London, Sep 25 (Inditop.com) Do infants only start to crawl once they are able to see impending danger? Their ability to see whether an object is approaching on a direct collision course and when it is likely to collide, develops around the time they become more mobile, says a new study.
The study, conducted by Ruud van der Weel and Audrey van der Meer from the Norwegian University of Science and Technology (NUST) at Trondheim, investigated how, and where, the infant brain extracts and processes information about imminent collision.
An approaching object on a collision course projects an expanding image on the retina, providing information that the object is approaching and how imminent the danger is. Looming stimuli create waves of neural activity in the visual cortex in adults.
The researchers used high-density electroencephalography (ECG) to measure brain activity in 18 five-to 11-month-old infants, when a growing multi-coloured dot on a screen (the looming stimulus) approached the infants at three different speeds.

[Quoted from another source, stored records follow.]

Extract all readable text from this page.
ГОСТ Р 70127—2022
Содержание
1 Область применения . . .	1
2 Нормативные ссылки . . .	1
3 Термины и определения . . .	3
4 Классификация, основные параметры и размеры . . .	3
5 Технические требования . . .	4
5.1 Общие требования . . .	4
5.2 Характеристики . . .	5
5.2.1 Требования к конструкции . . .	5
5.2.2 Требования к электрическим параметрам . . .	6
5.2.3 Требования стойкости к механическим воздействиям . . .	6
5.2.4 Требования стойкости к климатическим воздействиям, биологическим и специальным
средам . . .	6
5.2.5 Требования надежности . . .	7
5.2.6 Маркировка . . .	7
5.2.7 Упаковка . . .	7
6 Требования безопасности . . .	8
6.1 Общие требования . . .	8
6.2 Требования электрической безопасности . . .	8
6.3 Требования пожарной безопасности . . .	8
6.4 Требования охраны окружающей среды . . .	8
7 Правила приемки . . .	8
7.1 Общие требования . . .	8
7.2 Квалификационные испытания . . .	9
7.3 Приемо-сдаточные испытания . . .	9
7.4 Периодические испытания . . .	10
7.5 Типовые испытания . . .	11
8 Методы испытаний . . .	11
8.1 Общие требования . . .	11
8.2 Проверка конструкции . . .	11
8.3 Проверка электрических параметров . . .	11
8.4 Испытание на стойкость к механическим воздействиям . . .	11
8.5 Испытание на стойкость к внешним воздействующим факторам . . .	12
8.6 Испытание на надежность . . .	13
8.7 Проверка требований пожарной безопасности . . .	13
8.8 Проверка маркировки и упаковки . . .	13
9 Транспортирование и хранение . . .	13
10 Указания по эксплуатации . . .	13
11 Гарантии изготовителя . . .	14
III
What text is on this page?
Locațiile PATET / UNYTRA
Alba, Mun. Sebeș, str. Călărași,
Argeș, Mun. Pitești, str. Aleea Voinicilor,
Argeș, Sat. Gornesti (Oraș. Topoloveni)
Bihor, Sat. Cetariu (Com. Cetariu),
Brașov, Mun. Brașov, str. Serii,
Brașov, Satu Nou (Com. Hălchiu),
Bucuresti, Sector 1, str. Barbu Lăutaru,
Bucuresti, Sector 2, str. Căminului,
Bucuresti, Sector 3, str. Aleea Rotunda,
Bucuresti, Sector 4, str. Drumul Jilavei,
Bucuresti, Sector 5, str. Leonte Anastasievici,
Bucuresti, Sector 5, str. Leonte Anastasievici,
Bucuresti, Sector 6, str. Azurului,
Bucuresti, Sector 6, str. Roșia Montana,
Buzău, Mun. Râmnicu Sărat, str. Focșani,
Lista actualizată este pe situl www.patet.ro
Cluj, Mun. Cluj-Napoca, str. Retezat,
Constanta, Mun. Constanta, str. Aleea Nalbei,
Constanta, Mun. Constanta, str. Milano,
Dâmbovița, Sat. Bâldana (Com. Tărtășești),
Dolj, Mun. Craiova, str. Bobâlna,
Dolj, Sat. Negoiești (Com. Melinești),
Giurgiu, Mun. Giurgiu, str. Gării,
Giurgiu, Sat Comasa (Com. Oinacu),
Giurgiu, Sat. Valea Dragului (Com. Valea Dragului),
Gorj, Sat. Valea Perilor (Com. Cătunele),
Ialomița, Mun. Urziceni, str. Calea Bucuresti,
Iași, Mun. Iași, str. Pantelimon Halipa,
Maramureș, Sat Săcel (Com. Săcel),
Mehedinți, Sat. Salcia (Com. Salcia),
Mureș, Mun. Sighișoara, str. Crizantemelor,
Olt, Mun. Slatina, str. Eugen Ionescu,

The researchers also recorded the gaze of both eyes.
They found that infants’ looming-related brain activity clearly took place in the visual cortex. The more mature infants (10 to 11-months-old) were able to process the information more quickly than the younger infants aged five to seven months.
These findings suggest that there are well-established neural networks for registering impending collision in the first group, but not yet in second group. For the eight- to nine-month-old infants, they are somewhere in between.
“As infants gain better control of self-produced locomotion, their perceptual abilities for sensing looming danger improve,” the authors concluded, according to a NUST release.
Their findings were published online in the Springer journal Naturwissenschaften.